Emir tahu bahwa Yonki dan Diana sedang menertawakannya. Sayangnya, tawa itu tidak akan berlangsung lama karena Emir datang membawa dua kejutan bersamanya. Benar saja, kedua wajah yang sedang tertawa itu seketika berganti tegang. Diam-diam Emir menertawakan mereka.

"Tante Rita, Tante Mustika," sapa Diana pada ibunda Emir dan ibunda Yonki.

Sebenarnya, Yonki adalah keponakan Tante Mustika. Namun, semenjak kematian Yosua, Tante Mustika sudah menganggap Yonki sebagai anaknya. Bahkan Yonki diberikan jabatan di perusahaan Aditama, jabatan yang seharusnya milik Yosua.

Emir menghela napas ketika sudah berhasil membawa dua wanita berumur di masing-masing lengannya menerjang keramaian hingga sampai di hadapan Diana dan Yonki.

"Ah. Benar kamu ternyata." Tante Mustika melepaskan tautan lengannya pada Emir dan meraih kedua tangan Yonki.

"Dari kejauhan aku tadi melihatmu. Kukira aku salah lihat. Beruntung aku sedang di dekat Emir dan Mbak Rita jadi bisa menerjang kemari."

Yonki membalas remasan lembut tangan Tante Mustika, yang semenjak kematian Yosua minta dipanggil Mama.

"Seharusnya Mama tadi menelpon Yonki. Mama nggak perlu berdesakkan, biar Yonki yang mendatangi Mama," ujar Yonki.

"Mamamu terlalu gembira. Dia tadi sedikit sedih karena Emir menemaniku, sedangkan anak laki-lakinya malahan nggak berminat datang," sela Tante Rita.

Yonki menatap Tante Rita dan menyapa.

"Sebenarnya Mama juga separuh memaksa Emir," potong Emir sambil memasang seringai jail ke Tante Rita.

"Tentu! Kalau aku nggak memaksamu, kamu akan merecoki Belle. Dia sedang repot menyelesaikan semua pekerjaannya sebelum hari pernikahan kalian, tapi kamu malah sering-sering mengganggunya," omel Tante Rita yang disambut tawa yang lain.
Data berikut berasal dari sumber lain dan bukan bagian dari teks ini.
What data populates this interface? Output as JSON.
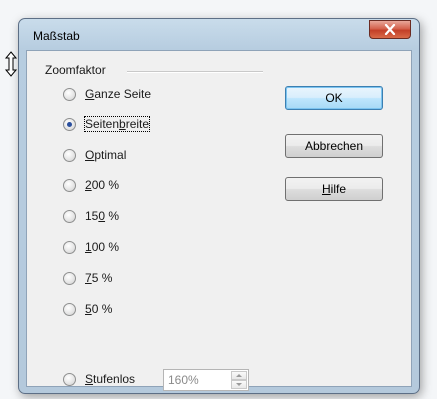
{
  "dialog": {
    "title": "Maßstab",
    "close_symbol": "X"
  },
  "zoom_group": {
    "label": "Zoomfaktor",
    "options": [
      {
        "before": "",
        "key": "G",
        "after": "anze Seite",
        "checked": false
      },
      {
        "before": "Seiten",
        "key": "b",
        "after": "reite",
        "checked": true
      },
      {
        "before": "",
        "key": "O",
        "after": "ptimal",
        "checked": false
      },
      {
        "before": "",
        "key": "2",
        "after": "00 %",
        "checked": false
      },
      {
        "before": "15",
        "key": "0",
        "after": " %",
        "checked": false
      },
      {
        "before": "",
        "key": "1",
        "after": "00 %",
        "checked": false
      },
      {
        "before": "",
        "key": "7",
        "after": "5 %",
        "checked": false
      },
      {
        "before": "",
        "key": "5",
        "after": "0 %",
        "checked": false
      },
      {
        "before": "",
        "key": "S",
        "after": "tufenlos",
        "checked": false
      }
    ],
    "custom_value": "160%"
  },
  "buttons": {
    "ok": "OK",
    "cancel": "Abbrechen",
    "help_key": "H",
    "help_rest": "ilfe"
  },
  "icons": {
    "close": "close-icon",
    "cursor": "resize-cursor-icon",
    "spin_up": "chevron-up-icon",
    "spin_down": "chevron-down-icon"
  },
  "colors": {
    "title_bar": "#c9dceb",
    "close_button": "#c33f28",
    "default_button_border": "#3c7fb1",
    "radio_dot": "#2a4f9d"
  }
}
"Ya ampun, iya, iya," ujar Emir memelas.

Tante Mustika kemudian menarik Yonki mendekat dan menatapnya, "Kapan kamu akan menyusul Emir? Aku akan senang sekali kalau memiliki menantu."
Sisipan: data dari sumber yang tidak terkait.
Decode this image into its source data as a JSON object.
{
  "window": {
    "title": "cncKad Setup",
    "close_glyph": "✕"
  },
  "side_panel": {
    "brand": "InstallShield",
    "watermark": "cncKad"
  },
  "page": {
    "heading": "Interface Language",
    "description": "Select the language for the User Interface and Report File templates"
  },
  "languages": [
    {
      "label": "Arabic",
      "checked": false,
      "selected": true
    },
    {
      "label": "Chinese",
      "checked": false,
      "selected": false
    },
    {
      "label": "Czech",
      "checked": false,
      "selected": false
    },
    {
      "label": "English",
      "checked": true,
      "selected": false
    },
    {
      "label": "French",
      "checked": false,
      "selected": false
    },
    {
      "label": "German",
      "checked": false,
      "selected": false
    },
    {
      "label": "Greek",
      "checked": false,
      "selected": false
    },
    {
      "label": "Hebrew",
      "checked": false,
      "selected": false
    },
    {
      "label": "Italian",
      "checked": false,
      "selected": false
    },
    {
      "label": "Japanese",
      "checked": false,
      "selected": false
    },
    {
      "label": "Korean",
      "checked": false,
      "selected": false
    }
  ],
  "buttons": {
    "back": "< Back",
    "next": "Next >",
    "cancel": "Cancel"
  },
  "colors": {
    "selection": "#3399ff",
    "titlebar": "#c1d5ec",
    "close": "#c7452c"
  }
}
Yonki kelabakan dan tanpa sadar matanya beradu tatap dengan Diana.

"Ada setumpuk wanita yang mau dengan anakmu, Tik. Kalau Emir yang secerewet ini saja ada yang mau, apalagi Yonki yang berkharisma seperti itu."

Kata-kata Tante Rita mendapatkan tawa dan decakan sekaligus. Yang berdecak sudah bisa dipastikan adalah Emir.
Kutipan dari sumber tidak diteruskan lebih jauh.